Grand partition function of gas of non-interacting spin-1 bosons in magnetic field

Question

Consider a gas of non-interacting spin 1 bosons in a uniform B field, each subject to a Hamiltonian of the form: $ H(\vec{p},s_z) = \frac{p^2}{2m} - \mu_0 s_z B$ where $s_z$ can take the three possible values of -1, 0 and 1. Assume further the orbital effect $\vec{p} \rightarrow \vec{p} - e\vec{A}$.

• First, how would you go about determining the grand partition function of the system, and the average occupation number for the three possible spin orientation? I know how to do this with no magnetic field present. I'm tempted to simply add the magnetic interaction term, but given the way the grand partition function is normally defined (in terms of distribution set), I find it a bit confusing here.

• Second, what is meant here by orbital effect?

Answer 1

So we start with the definition of grand partition function, $\mathcal{Z} = Tr(e^{-\beta(\hat{H}-\mu\hat{N})})$, with $\beta=1/k_BT$, $\hat{H}$ the Hamiltonian and $\hat{N}$ the operator of total particle number, which commutes with $\hat{H}$. Since you also want to evaluate the average occupation number for each spin, you may add to $\hat{H}$ a source term $\sum_{s_z}a_{s_z}\hat{N}_{s_z}$, which amounts to replacing $\mu\hat{N}$ by $\sum_{s_z}\mu_{s_z}\hat{N}_{s_z}$ in $\mathcal{Z}$. See that $\hat{N}_{s_z}$ also commutes with $\hat{H}$.

Next, we need the eigenvalues of $\hat{H}$. Since you are considering a non-interacting system of bosons, the eigenvalues are completely determined by the simple particle Hamiltonian $H(\vec{p},s_Z)$. The eigenvalues of $H(\vec{p},s_z)$ is known to be Landau levels, $\varepsilon_{n,s_z,p_z} = (n+1/2)\omega_c - \mu_0Bs_z + p^2_z/2m$, where I assumed the magnetic field points along z-direction.

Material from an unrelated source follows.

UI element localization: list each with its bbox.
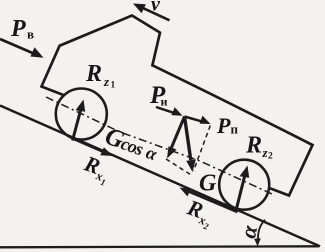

Note that each Landau level is highly degenerate, i.e., for each level, there is a subset of states (in total $D$). Now the eigenvalues of $\hat{H}$ are just $E = \sum_{n,s_z,p_z,\nu}L^{\nu}_{n,s_z,p_z}\varepsilon_{n,s_z,p_z}$, with $L^{\nu}_{n,s_z,p_z}$ the occupation of the $\nu$-th state of the subset $(n,s_z,p_z)$.

Now the $\mathcal{Z}$ can be written as $\mathcal{Z} = \mathcal{Z}_+\cdot\mathcal{Z}_-\cdot\mathcal{Z}_0$, where the factors $\mathcal{Z}_{s_z}$ describes the $s_z$-sector. Performing the trace in the diagonal representation of $\hat{H}$, we find $$\mathcal{Z}_{s_z} = \prod_{n,p_z,\nu}(1+e^{-\beta(\varepsilon_{n,s_z,p_z}-\mu_{s_z})}+e^{-2\beta(\varepsilon_{n,s_z,p_z}-\mu_{s_z})}+...)=\prod_{n,p_z}(1-e^{-\beta(\varepsilon_{n,s_z,p_z}-\mu_{s_z})})^{-D}.$$ From this, you can find the $\mathcal{Z}$. The average occupation for spin $s_z$ is obtained as $$\langle \hat{N}_{s_z}\rangle = \beta^{-1}\frac{\partial}{\partial \mu_{s_z}}~\ln\mathcal{Z},$$ which is understood in the limit $\mu_{s_z}\rightarrow\mu$.

The orbital effects of $\vec{A}$ refers to the fact that magnetic field quantises the motions in the normal plane of the magnetic field: the appearance of Landau levels.